Eu sei lá por que pensei no Brasil atual ao ler esse conto macabro de Edgar Allan Poe. Só sei que todo cuidado com a Morte Vermelha é pouco. Eis o trecho de abertura e o de conclusão:
Havia muito tempo que a “Morte Escarlate” devastava todo o país. Jamais uma peste fora tão letal e tão terrível. O sangue era a sua encarnação e o seu sinal: o vermelho e o horror do sangue. Começava com dores agudas, com um desvanecimento súbito, e logo os poros se punham a sangrar abundantemente. Sobrevinha, então, a decomposição. Manchas escarlates no corpo e, notadamente, no rosto da vítima, segregavam-na da humanidade e a afastavam de todo socorro e de toda compaixão. O contágio, o progresso e o fim da enfermidade consumiam apenas meia hora.
[…]
Ecoou um grito agudo e o punhal caiu, como um relâmpago, sobre o tapete fúnebre, onde o Príncipe o Príncipe Próspero tombou morto, instantaneamente. Então, invocando a frenética coragem do desespero, a multidão de mascarados precipitou-se à sala negra, e, agarrando-se ao desconhecido, que se mantinha imóvel e ereto como uma grande estátua à sombra do carrilhão, viu-se presa de um terror inominável, ao perceber que não havia forma tangível alguma sob a mortalha e sob a máscara cadavérica. Todos reconheceram, então, que ali estava presente a “Morte Escarlate”. Ela se insinuara como um ladrão noturno.

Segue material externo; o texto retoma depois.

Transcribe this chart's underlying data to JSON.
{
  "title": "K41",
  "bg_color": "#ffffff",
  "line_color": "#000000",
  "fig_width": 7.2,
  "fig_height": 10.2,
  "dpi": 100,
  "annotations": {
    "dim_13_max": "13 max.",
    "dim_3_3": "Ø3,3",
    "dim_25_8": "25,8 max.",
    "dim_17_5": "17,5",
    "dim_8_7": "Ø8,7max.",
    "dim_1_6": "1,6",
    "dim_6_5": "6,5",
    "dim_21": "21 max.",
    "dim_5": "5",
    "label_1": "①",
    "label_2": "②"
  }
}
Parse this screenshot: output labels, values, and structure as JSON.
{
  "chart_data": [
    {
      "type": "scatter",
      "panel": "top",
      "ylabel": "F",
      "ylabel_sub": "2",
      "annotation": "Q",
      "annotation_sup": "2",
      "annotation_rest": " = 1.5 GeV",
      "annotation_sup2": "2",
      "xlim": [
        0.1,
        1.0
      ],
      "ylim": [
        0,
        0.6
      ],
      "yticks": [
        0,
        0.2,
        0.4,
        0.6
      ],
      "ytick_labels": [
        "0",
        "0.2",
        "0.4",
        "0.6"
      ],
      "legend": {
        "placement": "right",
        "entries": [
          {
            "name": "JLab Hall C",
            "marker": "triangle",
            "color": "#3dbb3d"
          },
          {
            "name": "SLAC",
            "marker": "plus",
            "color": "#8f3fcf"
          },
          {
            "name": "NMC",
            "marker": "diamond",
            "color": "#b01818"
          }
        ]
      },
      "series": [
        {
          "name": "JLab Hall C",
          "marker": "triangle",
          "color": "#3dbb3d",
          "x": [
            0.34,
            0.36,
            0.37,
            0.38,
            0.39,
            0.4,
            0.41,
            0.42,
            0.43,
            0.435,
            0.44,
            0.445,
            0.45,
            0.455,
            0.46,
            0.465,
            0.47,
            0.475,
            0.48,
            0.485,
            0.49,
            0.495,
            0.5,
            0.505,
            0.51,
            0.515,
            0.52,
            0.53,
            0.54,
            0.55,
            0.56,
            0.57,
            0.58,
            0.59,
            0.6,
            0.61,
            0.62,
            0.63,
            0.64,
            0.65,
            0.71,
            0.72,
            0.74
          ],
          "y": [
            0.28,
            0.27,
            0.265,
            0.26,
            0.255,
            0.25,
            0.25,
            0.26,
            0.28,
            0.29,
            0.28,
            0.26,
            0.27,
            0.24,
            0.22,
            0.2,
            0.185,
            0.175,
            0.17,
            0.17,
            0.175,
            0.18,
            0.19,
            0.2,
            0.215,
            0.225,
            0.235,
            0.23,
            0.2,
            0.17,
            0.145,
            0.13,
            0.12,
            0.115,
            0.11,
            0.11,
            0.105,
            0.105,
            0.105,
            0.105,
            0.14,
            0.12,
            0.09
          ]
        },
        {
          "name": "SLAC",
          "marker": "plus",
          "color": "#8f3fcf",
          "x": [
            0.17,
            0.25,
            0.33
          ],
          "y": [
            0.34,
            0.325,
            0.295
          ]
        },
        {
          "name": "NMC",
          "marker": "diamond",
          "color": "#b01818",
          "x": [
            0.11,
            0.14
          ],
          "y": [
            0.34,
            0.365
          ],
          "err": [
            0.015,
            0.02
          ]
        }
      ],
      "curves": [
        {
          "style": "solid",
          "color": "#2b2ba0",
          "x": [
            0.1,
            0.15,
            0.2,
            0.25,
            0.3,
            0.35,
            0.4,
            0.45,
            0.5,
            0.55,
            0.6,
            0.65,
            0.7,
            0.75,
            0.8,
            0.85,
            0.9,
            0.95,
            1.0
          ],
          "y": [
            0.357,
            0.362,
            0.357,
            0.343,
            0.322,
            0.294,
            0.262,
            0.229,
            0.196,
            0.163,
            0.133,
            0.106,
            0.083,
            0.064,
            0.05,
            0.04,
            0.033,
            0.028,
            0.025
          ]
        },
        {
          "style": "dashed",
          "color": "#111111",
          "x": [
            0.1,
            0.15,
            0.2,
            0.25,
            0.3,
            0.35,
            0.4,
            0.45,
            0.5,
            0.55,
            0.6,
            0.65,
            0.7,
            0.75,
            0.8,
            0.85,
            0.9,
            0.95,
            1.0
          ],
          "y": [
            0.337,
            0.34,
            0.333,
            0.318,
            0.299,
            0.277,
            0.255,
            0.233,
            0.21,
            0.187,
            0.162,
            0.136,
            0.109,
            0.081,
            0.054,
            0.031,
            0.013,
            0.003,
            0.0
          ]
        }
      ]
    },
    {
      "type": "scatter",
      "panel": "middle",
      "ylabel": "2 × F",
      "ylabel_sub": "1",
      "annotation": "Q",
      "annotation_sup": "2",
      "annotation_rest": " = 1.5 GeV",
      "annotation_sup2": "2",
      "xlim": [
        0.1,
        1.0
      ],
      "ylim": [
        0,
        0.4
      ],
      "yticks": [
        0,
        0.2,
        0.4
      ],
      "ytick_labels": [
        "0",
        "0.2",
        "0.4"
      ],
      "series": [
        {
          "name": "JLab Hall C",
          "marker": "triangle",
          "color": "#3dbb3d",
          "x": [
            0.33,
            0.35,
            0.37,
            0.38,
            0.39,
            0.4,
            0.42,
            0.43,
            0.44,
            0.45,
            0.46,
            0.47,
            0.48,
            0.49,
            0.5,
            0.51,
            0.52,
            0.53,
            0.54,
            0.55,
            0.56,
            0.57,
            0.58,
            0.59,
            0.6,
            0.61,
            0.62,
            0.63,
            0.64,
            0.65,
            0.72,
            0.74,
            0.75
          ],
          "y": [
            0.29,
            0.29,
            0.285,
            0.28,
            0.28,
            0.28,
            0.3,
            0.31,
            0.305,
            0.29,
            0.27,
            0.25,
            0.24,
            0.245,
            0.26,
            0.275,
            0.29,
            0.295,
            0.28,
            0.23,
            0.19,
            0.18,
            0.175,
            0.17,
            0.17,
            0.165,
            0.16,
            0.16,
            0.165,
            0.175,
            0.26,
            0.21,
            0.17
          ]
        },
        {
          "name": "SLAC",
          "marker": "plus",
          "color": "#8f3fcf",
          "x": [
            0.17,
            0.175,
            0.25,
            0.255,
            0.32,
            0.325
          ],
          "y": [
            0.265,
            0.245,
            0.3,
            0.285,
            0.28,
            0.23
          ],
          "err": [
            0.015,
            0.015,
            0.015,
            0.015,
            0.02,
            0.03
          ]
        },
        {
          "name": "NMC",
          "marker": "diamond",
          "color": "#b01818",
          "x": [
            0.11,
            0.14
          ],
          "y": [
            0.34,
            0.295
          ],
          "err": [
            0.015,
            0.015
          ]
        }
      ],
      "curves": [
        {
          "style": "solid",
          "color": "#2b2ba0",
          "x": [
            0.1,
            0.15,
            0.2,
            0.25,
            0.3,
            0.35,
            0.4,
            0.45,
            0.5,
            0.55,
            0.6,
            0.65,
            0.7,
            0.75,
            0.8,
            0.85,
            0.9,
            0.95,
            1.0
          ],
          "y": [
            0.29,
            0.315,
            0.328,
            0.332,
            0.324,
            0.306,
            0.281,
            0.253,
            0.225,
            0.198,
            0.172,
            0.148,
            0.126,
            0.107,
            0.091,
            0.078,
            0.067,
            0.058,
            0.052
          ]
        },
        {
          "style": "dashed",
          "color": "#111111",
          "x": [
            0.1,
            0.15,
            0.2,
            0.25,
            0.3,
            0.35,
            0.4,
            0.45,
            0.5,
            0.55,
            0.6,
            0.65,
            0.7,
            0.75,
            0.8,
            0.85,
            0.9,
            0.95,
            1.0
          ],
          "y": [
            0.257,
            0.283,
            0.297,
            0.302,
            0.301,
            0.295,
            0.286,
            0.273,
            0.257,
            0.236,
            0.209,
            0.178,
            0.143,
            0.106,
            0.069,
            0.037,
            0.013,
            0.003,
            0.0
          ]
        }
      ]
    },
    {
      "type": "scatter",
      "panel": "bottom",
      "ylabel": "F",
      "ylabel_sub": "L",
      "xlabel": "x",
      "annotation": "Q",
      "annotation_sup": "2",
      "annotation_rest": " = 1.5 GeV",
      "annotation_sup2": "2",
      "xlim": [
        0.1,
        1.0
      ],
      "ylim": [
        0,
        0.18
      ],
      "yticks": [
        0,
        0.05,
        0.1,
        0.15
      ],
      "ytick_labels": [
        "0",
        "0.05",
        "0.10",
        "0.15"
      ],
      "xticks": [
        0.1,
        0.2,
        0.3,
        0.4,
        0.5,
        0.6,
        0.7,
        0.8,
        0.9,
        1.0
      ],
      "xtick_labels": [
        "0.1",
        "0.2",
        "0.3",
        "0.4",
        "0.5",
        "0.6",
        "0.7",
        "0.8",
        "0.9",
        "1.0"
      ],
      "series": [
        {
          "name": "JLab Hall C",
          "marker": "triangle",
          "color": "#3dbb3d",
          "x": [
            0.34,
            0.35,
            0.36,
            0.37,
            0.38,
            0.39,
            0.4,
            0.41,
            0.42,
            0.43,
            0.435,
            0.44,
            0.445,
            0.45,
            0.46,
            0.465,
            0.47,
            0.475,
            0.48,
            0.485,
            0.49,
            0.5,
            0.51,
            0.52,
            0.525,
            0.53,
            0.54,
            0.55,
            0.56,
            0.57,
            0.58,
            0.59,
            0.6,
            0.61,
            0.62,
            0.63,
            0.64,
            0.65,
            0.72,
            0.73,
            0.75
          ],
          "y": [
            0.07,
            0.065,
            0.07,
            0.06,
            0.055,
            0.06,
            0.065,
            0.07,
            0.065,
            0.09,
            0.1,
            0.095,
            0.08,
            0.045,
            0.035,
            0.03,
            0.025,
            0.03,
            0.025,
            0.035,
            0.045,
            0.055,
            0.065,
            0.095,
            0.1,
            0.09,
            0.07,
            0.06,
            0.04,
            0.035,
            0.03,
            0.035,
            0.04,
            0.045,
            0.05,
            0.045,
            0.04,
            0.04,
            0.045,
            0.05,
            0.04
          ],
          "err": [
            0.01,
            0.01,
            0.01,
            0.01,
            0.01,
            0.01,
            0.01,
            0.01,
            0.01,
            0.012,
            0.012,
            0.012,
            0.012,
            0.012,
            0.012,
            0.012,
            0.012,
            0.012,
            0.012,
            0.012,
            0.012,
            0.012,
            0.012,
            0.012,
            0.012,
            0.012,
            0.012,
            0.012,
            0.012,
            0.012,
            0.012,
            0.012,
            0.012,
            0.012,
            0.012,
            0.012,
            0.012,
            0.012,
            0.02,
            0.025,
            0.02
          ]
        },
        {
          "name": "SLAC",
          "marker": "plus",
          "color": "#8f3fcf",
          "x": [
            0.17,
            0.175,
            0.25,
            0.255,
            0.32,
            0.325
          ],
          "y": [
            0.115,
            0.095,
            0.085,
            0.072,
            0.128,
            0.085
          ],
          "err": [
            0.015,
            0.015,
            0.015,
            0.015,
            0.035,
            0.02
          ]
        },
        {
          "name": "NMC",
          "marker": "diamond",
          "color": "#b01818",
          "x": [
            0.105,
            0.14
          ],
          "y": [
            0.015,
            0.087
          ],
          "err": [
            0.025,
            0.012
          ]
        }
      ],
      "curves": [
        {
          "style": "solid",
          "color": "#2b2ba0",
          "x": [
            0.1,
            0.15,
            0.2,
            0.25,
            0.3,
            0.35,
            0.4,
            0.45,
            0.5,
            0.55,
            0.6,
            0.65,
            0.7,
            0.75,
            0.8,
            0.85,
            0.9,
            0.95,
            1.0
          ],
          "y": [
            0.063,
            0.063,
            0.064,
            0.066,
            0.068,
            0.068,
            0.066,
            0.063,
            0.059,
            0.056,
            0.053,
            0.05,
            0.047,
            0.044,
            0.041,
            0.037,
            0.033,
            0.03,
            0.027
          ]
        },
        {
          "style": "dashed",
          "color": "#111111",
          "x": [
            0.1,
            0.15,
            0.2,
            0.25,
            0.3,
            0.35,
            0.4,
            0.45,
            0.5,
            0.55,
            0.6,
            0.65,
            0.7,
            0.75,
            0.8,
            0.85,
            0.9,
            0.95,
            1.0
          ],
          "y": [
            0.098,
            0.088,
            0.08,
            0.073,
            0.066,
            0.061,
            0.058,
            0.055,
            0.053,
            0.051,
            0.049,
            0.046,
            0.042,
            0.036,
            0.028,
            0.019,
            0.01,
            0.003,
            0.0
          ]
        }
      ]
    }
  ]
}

E todos os convivas tombaram, um a um, nos salões das orgias, manchados de sangue, morrendo na mesma postura desesperada com a qual desabaram.
E a vida do relógio de ébano se extinguiu com a do último daqueles seres licenciosos. E murcharam as chamas das trípodas. E as Trevas, e a Ruína e a “Morte Escarlate” deitaram sobre tudo o seu ilimitado domínio.
Sinistro, não? Será que ele estava antecipando o Ebola ou o bolivarianismo?